Gemma trains five days a week and makes sure she eats a good amount of protein and carbs to fuel her body.
Whilst training, Gemma receives funny looks from people about her strong legs, but she loves how she looks and is proud of the fact she can lift cars and pull double decker buses.
She can lift logs at 82.5kg, atlas stones at 110kg, deadlift 195kg and squat 175kg.
She trains at Phoenix Gym in Burgess Hill and is sponsored by Rebel Strength and Tuffwraps.co.uk.
Gemma shares her journey on Instagram and hopes to be able to inspire others with it.
“I get some funny looks, it’s unusual to see a strength athlete in a gym, yes there are bodybuilders and powerlifters but when I’m doing strongman training I do get looks. I get a lot of comments about my legs. I love how I look, it’s not for everyone but I like it and I’m so proud of what my body can do,” continued Gemma.
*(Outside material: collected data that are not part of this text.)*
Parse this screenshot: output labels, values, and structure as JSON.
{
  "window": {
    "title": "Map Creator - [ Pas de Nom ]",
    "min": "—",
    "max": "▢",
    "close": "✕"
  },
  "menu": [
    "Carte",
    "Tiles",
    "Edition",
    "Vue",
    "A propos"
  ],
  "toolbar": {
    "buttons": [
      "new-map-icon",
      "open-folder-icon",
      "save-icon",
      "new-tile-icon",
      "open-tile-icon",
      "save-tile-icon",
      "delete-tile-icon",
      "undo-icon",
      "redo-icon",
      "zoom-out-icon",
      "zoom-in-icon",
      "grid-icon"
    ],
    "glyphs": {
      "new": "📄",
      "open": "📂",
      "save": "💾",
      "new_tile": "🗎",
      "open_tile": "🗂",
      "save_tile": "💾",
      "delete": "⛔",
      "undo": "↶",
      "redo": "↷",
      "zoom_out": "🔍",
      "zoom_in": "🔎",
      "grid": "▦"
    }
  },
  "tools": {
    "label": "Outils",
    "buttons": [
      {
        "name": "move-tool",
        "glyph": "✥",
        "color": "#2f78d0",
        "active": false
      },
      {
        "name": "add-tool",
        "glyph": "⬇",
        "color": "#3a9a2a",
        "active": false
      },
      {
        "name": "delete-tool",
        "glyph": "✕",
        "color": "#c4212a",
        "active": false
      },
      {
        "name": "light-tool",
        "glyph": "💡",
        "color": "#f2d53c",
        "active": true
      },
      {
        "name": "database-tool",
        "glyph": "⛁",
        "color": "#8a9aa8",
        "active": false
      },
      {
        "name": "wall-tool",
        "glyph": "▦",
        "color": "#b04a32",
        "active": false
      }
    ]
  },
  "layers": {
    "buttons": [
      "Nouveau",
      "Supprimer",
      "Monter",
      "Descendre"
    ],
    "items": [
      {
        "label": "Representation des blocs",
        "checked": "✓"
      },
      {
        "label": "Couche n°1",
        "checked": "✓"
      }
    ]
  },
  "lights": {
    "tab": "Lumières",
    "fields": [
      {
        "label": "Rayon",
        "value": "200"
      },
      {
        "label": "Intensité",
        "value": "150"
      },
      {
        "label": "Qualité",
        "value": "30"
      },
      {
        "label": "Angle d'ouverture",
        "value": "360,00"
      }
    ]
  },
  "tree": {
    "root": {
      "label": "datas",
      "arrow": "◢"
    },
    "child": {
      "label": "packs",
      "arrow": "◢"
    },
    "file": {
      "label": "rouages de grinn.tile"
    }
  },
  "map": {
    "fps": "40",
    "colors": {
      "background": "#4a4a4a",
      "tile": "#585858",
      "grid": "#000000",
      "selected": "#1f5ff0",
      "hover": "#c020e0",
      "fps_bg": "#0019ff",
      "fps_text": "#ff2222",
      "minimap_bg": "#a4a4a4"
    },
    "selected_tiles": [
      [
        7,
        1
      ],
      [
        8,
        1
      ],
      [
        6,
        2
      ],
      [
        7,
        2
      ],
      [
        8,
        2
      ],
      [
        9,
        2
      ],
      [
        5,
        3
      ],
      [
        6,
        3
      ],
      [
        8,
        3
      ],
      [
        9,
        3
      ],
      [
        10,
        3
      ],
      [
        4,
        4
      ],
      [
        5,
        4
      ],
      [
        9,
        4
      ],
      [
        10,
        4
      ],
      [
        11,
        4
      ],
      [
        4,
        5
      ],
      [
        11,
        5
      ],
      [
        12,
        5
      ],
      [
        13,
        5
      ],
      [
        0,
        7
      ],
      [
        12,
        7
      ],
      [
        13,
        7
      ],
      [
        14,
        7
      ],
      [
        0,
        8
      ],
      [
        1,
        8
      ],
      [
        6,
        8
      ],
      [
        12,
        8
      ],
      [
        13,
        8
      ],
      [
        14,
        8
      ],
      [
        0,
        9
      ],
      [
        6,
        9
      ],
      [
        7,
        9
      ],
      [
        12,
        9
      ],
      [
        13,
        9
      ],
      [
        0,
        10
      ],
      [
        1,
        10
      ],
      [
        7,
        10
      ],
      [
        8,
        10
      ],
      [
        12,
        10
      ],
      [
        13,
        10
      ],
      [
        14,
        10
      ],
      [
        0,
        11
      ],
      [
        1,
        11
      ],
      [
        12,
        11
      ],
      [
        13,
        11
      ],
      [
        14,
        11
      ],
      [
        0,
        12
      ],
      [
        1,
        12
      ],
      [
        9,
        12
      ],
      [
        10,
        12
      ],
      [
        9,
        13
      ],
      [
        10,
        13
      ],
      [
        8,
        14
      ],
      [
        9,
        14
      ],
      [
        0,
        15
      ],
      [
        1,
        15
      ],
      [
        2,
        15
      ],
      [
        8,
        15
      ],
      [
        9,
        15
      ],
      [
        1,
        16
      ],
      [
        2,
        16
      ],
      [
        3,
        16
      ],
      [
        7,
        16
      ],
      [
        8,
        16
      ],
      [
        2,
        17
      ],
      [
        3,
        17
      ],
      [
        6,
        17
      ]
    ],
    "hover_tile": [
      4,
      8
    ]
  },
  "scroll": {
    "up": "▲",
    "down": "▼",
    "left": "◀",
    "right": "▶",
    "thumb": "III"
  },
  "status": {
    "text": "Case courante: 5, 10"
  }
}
“Not many people can say their body lifts up cars or pulls double decker buses.
“The training is very taxing on your body and injuries aren’t uncommon. I have had a few injuries to my back and biceps. You just really have to listen to your body and stay focused when it gets hard. Most of all you must believe in yourself.
“Find a gym which has strongman equipment get a good coach who knows what he or she is doing. Enter a novice competition, make that your goal to work towards. Never say I’m not strong enough, go and compete and see what it’s about, you’ll surprise yourself and believe in yourself. You can’t win them all but you never lose, you only learn and that makes you a better athlete.
“When I left the military I never thought I’d be where I am today and that makes me incredibly proud that I have done all of this and that I have turned it all around.
“I honestly believe if I hadn’t moved back to Sussex with my family that day that I wouldn’t be here to say this to you.
“I want to show others not just ex-military, anyone that it can be done, you can turn your life around, but you have to want to. It takes time, Rome wasn’t built in a day. Consistency and hard work is the key to everything.”